Sixty-six patients aged 2-8 years were recruited. In the TRLB group, 0.25% bupivacaine 0.4 ml/kg was injected into the retrolaminar space on both sides at the level of the T4 lamina. Patients in the control group were injected with 0.9% saline. The primary outcome measure was fentanyl consumption in the first 24 h post-extubation. The secondary outcome measures were the total intraoperative fentanyl consumption, postoperative modified objective pain score (MOPS), and time to extubation.
The total intraoperative fentanyl requirements and fentanyl consumption in the first 24 h post-extubation were significantly lower (P < 0.001) in the TRLB group (9.3 ± 1.2; 6.9 ± 2.1 μg/kg, respectively) than in the control group (12.5 ± 1.4; 16.6 ± 2.8, respectively). The median (Q1, Q3) time to extubation was significantly shorter (P < 0.001) in the TRLB group (2 [1, 3] h) than in the control group (6 [4.5, 6] h). The MOPS was significantly lower (P < 0.05) in the TRLB group than in the control group at 0, 2, 4, 8, 12 and 16 h post-extubation.
Bilateral ultrasound-guided TRLB is effective in providing postoperative analgesia in children undergoing open cardiac surgery via median sternotomy incision.

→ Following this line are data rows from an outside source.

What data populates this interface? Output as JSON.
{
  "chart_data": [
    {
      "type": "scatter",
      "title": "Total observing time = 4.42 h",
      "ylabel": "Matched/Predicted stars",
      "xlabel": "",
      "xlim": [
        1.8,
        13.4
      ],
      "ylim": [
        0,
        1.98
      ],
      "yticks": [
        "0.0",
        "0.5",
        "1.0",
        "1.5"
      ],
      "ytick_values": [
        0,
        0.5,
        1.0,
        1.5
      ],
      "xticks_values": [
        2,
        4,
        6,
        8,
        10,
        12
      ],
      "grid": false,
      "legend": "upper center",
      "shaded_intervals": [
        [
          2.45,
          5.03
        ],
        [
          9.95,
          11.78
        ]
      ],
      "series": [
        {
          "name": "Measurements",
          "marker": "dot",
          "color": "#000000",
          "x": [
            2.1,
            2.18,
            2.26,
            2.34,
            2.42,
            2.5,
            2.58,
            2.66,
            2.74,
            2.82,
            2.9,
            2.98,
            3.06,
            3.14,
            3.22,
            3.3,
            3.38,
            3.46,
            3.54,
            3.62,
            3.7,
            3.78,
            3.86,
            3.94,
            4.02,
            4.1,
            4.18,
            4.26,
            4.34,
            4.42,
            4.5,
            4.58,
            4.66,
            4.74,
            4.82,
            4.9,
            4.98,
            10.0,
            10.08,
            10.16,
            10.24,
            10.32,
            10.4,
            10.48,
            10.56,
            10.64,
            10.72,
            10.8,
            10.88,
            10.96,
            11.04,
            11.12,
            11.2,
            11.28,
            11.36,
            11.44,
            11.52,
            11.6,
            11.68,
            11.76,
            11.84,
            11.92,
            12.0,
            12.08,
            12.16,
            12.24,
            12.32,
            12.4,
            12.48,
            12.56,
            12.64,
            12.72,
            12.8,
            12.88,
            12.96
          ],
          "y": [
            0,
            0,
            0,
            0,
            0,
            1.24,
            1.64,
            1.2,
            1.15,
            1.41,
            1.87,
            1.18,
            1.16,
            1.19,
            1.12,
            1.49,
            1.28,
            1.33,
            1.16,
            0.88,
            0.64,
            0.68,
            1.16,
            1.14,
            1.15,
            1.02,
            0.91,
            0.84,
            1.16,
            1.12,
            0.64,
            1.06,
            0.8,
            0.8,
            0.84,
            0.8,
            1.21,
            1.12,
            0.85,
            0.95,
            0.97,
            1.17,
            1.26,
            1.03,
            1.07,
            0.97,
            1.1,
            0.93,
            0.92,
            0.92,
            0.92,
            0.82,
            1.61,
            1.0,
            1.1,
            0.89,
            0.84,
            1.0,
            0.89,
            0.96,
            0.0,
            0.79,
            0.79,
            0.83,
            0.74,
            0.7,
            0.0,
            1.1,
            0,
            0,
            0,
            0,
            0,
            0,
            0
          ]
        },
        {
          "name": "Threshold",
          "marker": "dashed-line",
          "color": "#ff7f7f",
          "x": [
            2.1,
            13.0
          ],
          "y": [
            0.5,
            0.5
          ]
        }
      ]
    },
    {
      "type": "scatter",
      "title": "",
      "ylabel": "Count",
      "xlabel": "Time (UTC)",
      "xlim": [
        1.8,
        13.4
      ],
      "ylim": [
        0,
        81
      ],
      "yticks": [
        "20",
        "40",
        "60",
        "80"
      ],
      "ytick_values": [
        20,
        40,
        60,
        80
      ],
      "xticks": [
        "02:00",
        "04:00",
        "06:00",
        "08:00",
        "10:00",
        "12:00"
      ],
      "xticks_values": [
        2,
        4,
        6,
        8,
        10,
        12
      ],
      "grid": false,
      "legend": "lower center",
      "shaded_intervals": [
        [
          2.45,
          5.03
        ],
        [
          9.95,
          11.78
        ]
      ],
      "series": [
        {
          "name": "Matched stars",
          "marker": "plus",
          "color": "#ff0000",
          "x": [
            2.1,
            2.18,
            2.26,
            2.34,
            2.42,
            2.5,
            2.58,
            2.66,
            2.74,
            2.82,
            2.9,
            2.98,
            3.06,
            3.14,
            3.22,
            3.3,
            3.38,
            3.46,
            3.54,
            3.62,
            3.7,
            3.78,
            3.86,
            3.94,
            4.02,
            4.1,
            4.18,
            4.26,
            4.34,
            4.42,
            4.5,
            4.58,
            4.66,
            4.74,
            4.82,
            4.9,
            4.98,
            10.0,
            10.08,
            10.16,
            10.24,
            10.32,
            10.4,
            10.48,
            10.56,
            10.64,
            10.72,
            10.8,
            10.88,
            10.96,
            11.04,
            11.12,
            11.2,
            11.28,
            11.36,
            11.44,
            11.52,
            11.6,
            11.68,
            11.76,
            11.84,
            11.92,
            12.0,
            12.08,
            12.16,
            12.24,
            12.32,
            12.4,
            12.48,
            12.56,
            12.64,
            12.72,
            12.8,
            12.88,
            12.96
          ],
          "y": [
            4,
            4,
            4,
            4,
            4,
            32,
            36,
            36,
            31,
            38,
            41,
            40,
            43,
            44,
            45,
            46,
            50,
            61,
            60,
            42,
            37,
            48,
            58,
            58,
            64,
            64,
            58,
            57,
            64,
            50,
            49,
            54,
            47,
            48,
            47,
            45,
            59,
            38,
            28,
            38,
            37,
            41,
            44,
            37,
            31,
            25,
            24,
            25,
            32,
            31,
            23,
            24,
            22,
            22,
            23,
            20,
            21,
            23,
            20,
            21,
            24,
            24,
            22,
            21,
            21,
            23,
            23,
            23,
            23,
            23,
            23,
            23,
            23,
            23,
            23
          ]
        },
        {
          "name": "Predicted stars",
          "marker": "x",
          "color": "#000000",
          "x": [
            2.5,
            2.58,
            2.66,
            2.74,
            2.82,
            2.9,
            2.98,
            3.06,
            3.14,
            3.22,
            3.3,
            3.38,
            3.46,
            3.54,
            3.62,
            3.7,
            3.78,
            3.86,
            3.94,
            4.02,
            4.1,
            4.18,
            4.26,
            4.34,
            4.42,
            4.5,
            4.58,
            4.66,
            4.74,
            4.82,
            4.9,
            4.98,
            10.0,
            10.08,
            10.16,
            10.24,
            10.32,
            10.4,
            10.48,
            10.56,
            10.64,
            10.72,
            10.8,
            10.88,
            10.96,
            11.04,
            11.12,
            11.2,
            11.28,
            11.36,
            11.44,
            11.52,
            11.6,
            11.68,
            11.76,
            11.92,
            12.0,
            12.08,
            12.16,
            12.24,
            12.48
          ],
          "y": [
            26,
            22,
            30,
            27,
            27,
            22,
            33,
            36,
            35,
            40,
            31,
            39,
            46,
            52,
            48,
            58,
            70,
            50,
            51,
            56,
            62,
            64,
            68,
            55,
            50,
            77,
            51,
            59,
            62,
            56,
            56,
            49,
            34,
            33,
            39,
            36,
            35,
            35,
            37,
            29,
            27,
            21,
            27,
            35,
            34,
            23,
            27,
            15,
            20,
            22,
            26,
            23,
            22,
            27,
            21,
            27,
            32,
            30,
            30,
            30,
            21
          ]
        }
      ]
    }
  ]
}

胸椎旁后入路阻滞(TRLB)是一种相对较新的区域镇痛技术,可作为胸椎旁阻滞的替代方法。本研究旨在评估超声引导下 TRLB 在经胸骨正中切开行开胸心脏手术的儿童中的术后镇痛效果。
共纳入 66 名 2-8 岁的患者。在 TRLB 组中,在 T4 椎板水平双侧向椎旁间隙注射 0.25%布比卡因 0.4ml/kg。对照组患者注射 0.9%生理盐水。主要观察指标为拔管后 24 小时内芬太尼的消耗量。次要观察指标为术中总芬太尼用量、术后改良客观疼痛评分(MOPS)和拔管时间。
TRLB 组(9.3 ± 1.2;6.9 ± 2.1 μg/kg)术中芬太尼总用量和拔管后 24 小时内芬太尼消耗量均明显低于对照组(12.5 ± 1.4;16.6 ± 2.8,均 P < 0.001)。TRLB 组拔管时间中位数(Q1,Q3)明显短于对照组(2 [1,3] h 比 6 [4.5,6] h,均 P < 0.001)。拔管后 0、2、4、8、12 和 16 小时,TRLB 组的 MOPS 均明显低于对照组(均 P < 0.05)。
双侧超声引导下 TRLB 可有效为经胸骨正中切开行开胸心脏手术的儿童提供术后镇痛。